Но Алексеиха не дала ей и закончить. Она схватила ее за плечи железными ручищами и отшвырнула на лавку, так что Домна головой о стену стукнулась. И пока приходила в себя, сгребла Алексеиха все со стола в охапку — и к порогу, вместе с добычей и вместе со своим непререкаемым правом. А Домна так ошарашенно откинулась к стене, что и прозевала решающий миг. Алексеиха успела выйти на улицу, прежде чем Домна очухалась и схватила у порога топор.
— Зарублю! Убью ограбительницу… Как вот и телефон убила!
Она тоже двери настежь и уже готова была вылететь следом, как наскочила в сенях на Колю, а тот с перепугу замахал перед ней палкой, как саблей:
— Не моги! Не заступай дорогу! Кавалерия-шрапнелия, рысью шагом арш!..
А тут к ней и Марыся подскочила, отняла топор, начала уговаривать:
— Тетка Домна, тетка Домна! Якая вы забойца? Вы жанчына разумная. Не трэба злавацца. Наш здабытак, мы и баранить пойдем.
— Пойдете, как же! — на нее перенесла Домна свою обиду. — Семеро с ложкой, все босоножкой. У, нахлебники несчастные! — толкнула она подвернувшегося под руку Юрася.
Тот задергал носом, готовясь расплакаться, Марыся кинулась ему на помощь, но Домна и ее словно рукой Алексеихи оттолкнула — так и осела та на лавку, уставилась полными слез глазами. Но не пронял Домну ее взгляд, а проняли тихие слова карелки:
— Ние, ниельзя. Омалла пихалла!
Домна поняла ее слова буквально и к ней оборотилась как бы другой стороной души:
— Пихала? Да как не пихаться, девка? Свое бороню, а заодно и ваше.

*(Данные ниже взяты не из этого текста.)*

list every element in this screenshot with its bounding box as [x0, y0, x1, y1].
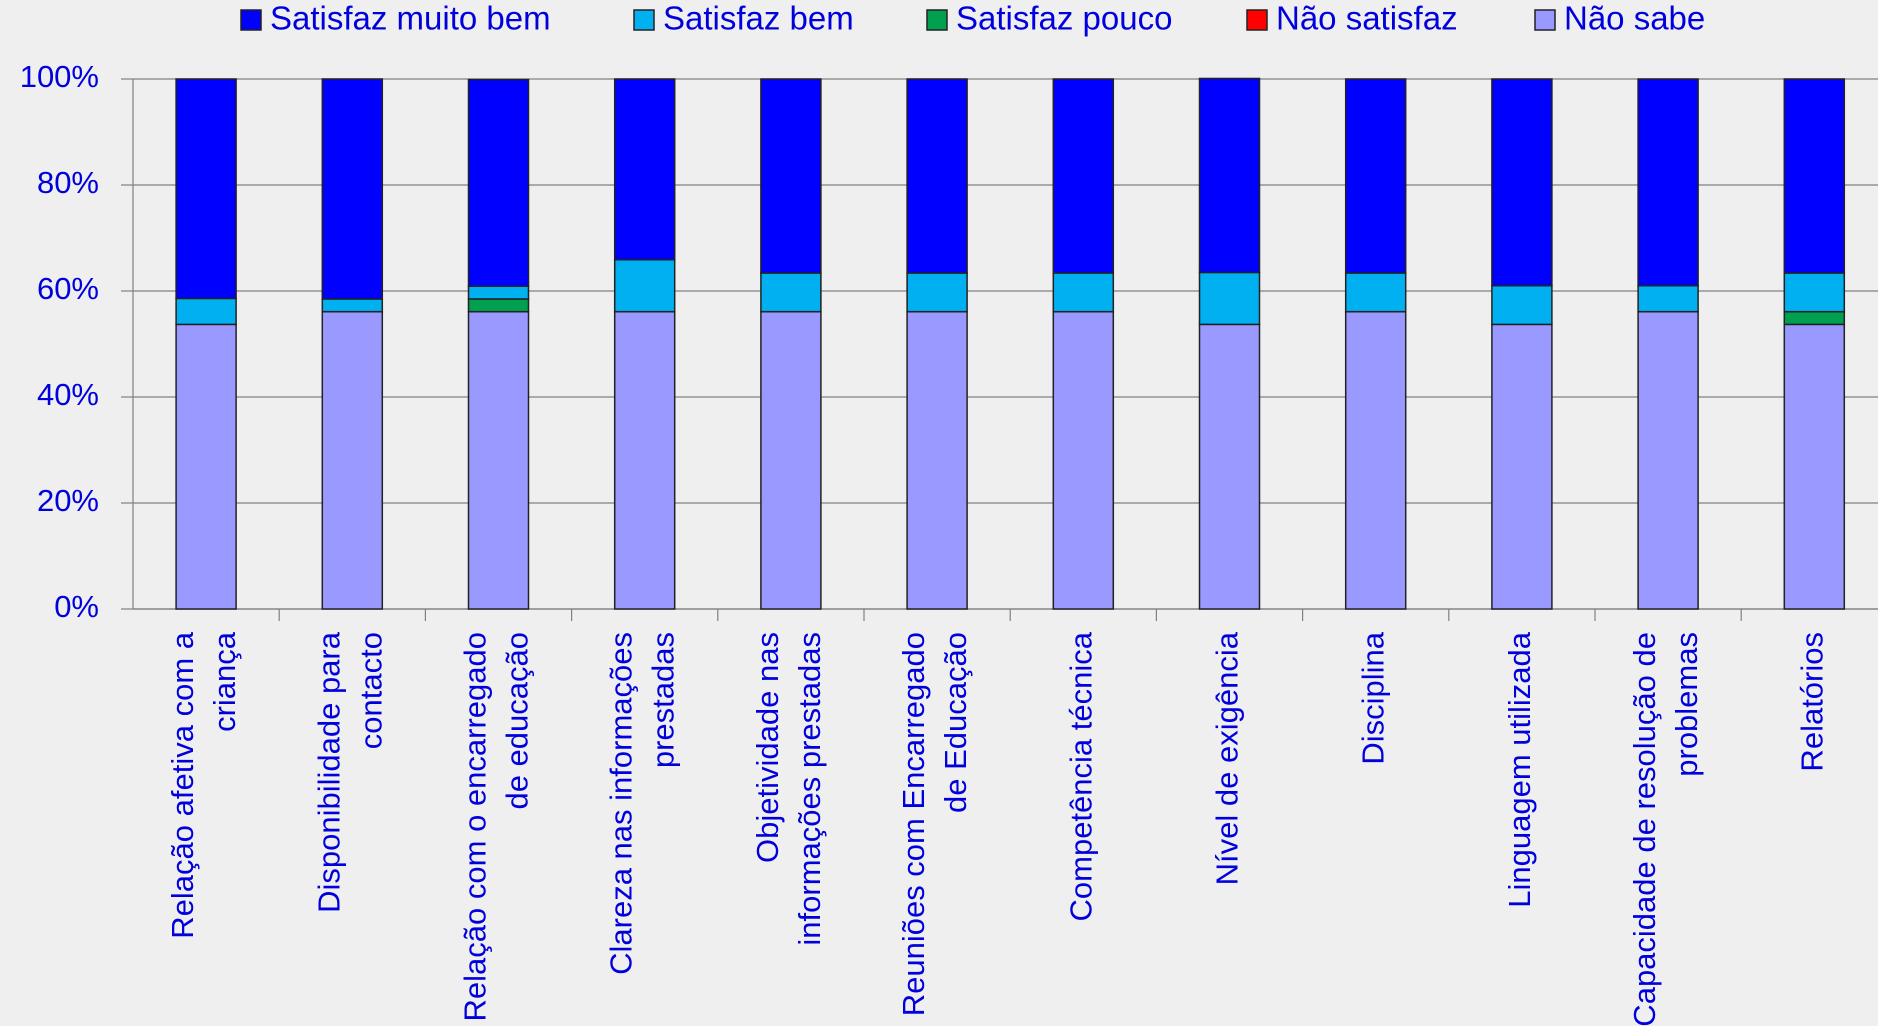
bar-segment — [613, 78, 676, 261]
x-tick-label: Disponibilidade para contacto — [311, 631, 388, 913]
y-tick-label: 40% — [37, 377, 99, 412]
bar-segment — [1491, 78, 1553, 287]
bar-segment — [1052, 272, 1115, 313]
x-tick-label: Disciplina — [1356, 631, 1391, 764]
bar-segment — [175, 323, 237, 610]
legend-swatch — [1534, 9, 1556, 31]
x-tick-label: Relação afetiva com a criança — [165, 631, 242, 938]
bar-segment — [1344, 310, 1407, 610]
y-tick-label: 20% — [37, 483, 99, 518]
legend-swatch — [926, 9, 948, 31]
y-tick-label: 80% — [37, 165, 99, 200]
x-tick-label: Competência técnica — [1063, 631, 1098, 921]
bar-segment — [1783, 323, 1846, 610]
bar-segment — [760, 78, 822, 274]
bar-segment — [467, 310, 530, 610]
bar-segment — [906, 78, 968, 274]
y-tick-label: 0% — [54, 589, 99, 624]
legend-swatch — [240, 9, 262, 31]
bar-segment — [1491, 323, 1553, 610]
bar-segment — [1783, 310, 1846, 326]
bar-segment — [1637, 78, 1699, 287]
legend-label: Não satisfaz — [1276, 0, 1458, 37]
x-tick-label: Relatórios — [1794, 632, 1829, 772]
y-tick-label: 60% — [37, 271, 99, 306]
x-tick-label: Linguagem utilizada — [1502, 631, 1537, 908]
x-tick-label: Relação com o encarregado de educação — [458, 632, 535, 1021]
bar-segment — [321, 78, 384, 300]
bar-segment — [1637, 310, 1699, 610]
bar-segment — [1491, 284, 1553, 326]
bar-segment — [906, 272, 968, 313]
bar-segment — [613, 310, 676, 610]
bar-segment — [175, 78, 237, 300]
bar-segment — [467, 78, 530, 287]
bar-segment — [1783, 78, 1846, 274]
bar-segment — [467, 285, 530, 300]
x-tick-label: Capacidade de resolução de problemas — [1627, 632, 1704, 1026]
bar-segment — [613, 258, 676, 313]
legend-label: Satisfaz muito bem — [270, 0, 551, 37]
bar-segment — [1052, 78, 1115, 274]
bar-segment — [321, 298, 384, 313]
x-tick-label: Clareza nas informações prestadas — [604, 632, 681, 975]
bar-segment — [1344, 272, 1407, 313]
x-tick-label: Reuniões com Encarregado de Educação — [896, 632, 973, 1016]
bar-segment — [1344, 78, 1407, 274]
bar-segment — [467, 298, 530, 313]
bar-segment — [1052, 310, 1115, 610]
legend-label: Satisfaz pouco — [956, 0, 1172, 37]
bar-segment — [760, 310, 822, 610]
legend-label: Não sabe — [1564, 0, 1705, 37]
bar-segment — [1783, 272, 1846, 313]
x-tick-label: Objetividade nas informações prestadas — [750, 632, 827, 954]
bar-segment — [1198, 323, 1261, 610]
legend-swatch — [1246, 9, 1268, 31]
bar-segment — [1637, 284, 1699, 313]
bar-segment — [321, 310, 384, 610]
bar-segment — [906, 310, 968, 610]
bar-segment — [1198, 77, 1261, 274]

— Ние, омалла пихалла… стиены родные…
Одним своим кротким взглядом усмирила ее карелка. Блажная какая-то. Тонька толковала, что она понимает русскую речь, только говорит мало. Горем каким-то язык ей выжгло. Прорываются лишь свои слова, другим непонятные. Как заклятье, как мольба о пощаде. Как бить такую, совсем беззащитную?
А Марыся, видно было, и хотела что-то сказать, да силы ее душевные подходили к пределу. Она силилась улыбнуться — напрасно. Губы подергивала не подходящая случаю зевота, словно не могла она отделаться от какого-то дурного сна.
— Як тяжко вам жить на свете… — только и проговорила наконец-то.